Working last summer on a high school field with quarterback Matt Ryan helped Jones make good use of his free time during the lockout, though it hardly gave him a clear understanding of what to expect in his first season.
“I don’t think I did that great last year,” Jones said. “I started coming on at the end because me and Matt started getting our timing down and everything. I felt real good with the offense.”
Jones showed flashes of his talent early in the season, but was slowed by injuries.
Now that they’ve had a full season together, Jones expects Atlanta’s offense to blossom, particularly with tight end Tony Gonzalez returning for likely his final year and Harry Douglas improving as a No. 3 receiver.

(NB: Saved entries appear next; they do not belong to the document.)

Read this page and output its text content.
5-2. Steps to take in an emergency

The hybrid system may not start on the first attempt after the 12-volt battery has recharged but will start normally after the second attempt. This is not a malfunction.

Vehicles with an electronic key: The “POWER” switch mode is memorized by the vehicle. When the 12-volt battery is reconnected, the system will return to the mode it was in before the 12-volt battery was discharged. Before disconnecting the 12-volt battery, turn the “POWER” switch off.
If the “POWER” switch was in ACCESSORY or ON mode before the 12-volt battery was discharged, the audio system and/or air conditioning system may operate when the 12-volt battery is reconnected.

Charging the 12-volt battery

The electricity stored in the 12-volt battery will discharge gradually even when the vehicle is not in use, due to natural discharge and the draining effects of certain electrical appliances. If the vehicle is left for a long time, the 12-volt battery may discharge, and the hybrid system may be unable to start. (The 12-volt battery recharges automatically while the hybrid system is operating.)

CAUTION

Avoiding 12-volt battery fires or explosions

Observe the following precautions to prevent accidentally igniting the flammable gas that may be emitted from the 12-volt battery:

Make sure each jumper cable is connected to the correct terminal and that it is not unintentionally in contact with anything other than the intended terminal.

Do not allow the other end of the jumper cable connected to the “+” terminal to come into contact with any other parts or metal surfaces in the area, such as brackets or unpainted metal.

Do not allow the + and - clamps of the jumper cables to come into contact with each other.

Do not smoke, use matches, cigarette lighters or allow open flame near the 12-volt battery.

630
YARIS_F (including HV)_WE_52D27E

“We can be great,” Jones said. “The sky’s the limit. We’ve just got to keep coming out here every day and getting better.”
That could happen, but Falcons coach Mike Smith is pleased that White is working to improve his route running and concentration.
From 2009-11, White’s 30 drops trailed only Brandon Marshall and Wes Welker for most in the NFL.
“There’s going to be drops with the more opportunities you have to catch it,” Smith said. “It’s good that Roddy has taken a good, hard look at what he needs to improve on and that he feels like that’s an area he needs to address.”
Added White: “I talk to Coach, and if he doesn’t like what I’m doing on certain routes, I try to change it up. That’s what I’m doing right now and I’m trying to get better.”